中日のエンニー・ロメロ投手(29)が長期離脱を余儀なくされることが判明し、球団内で悲痛な声が上がっている。

 2月29日の広島とのオープン戦(ナゴヤドーム)で先発したが、4回途中に違和感を訴えて緊急降板。名古屋市内の病院で検査を受け「左肩棘下(きょくか)筋付着部の炎症」と診断されたが、さらに米国の病院で左肩の検査を行うため5日に一時帰国することを球団は発表した。

 加藤球団代表は「手術する可能性が高い。手術をすれば最低でも2か月ほどノースローになる。本人の強い希望で米国で再び検査することになった」と説明し、今季前半戦での復帰が絶望的であることを示唆。阿波野投手コーチも「リハビリを含めて長期戦になるのではという覚悟ではいる」と顔をしかめた。
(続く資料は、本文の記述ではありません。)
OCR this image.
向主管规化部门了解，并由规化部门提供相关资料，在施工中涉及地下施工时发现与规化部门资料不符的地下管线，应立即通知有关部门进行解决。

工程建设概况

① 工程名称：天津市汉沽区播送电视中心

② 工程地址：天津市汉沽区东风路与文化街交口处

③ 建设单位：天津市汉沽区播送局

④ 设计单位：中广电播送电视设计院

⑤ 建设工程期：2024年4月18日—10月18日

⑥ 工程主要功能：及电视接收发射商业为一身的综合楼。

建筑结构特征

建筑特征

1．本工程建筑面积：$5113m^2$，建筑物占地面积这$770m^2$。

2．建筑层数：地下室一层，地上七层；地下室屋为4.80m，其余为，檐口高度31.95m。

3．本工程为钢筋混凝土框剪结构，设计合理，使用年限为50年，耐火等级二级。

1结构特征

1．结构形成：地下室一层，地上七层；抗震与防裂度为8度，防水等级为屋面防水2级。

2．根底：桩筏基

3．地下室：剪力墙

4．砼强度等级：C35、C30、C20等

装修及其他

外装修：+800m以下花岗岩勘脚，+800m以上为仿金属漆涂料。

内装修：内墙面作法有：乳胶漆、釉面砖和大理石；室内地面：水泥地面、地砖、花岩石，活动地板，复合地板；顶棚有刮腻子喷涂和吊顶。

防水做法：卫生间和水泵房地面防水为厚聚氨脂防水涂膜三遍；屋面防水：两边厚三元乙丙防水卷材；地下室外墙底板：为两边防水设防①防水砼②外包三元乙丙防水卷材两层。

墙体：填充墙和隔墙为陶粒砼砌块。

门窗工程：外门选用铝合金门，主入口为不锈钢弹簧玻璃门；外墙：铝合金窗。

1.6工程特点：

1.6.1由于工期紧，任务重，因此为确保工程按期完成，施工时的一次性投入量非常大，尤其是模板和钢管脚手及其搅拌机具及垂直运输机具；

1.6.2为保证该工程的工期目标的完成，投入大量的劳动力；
 ロメロはパイレーツ時代の2年前にも同じ箇所を痛めている。当時は手術を回避できたが、再発した場合は手術は避けられないと告げられていたという。球団幹部は「日本の医者は、当面手術ではなくて保存療法がいいのではと言っているけど、あくまでロメロは米国の先生に手術をしてもらいたいと言っている。我々としては今年(前半戦から)投げてほしいのでオフに手術してもらいたいという希望はあるが、もし今年全然投げないで終わったら、当たり前だけど来年の契約はない。それでいいなら別に構わないけど」と困惑している。

 仮に手術しても約2か月で投球を再開できるため、後半戦からの復帰は可能だが、さらなる不安もある。新型コロナウイルスの感染拡大を防ぐため、米国のトランプ大統領が日本に滞在したことがある者の米国への入国を拒否する可能性があることだ。「渡米できても14日間も隔離されたりするようなことになれば、ますます復帰が遠のいてしまうのではないか。そもそも、このご時世に渡米するなんてやめた方がいいのでは…」(球団関係者)。中日にとってはまさに弱り目にたたり目だ。

 昨季8勝10敗をマークし、今季も先発ローテの軸を期待されていた助っ人左腕の長期離脱は与田竜にとって大きな痛手だ。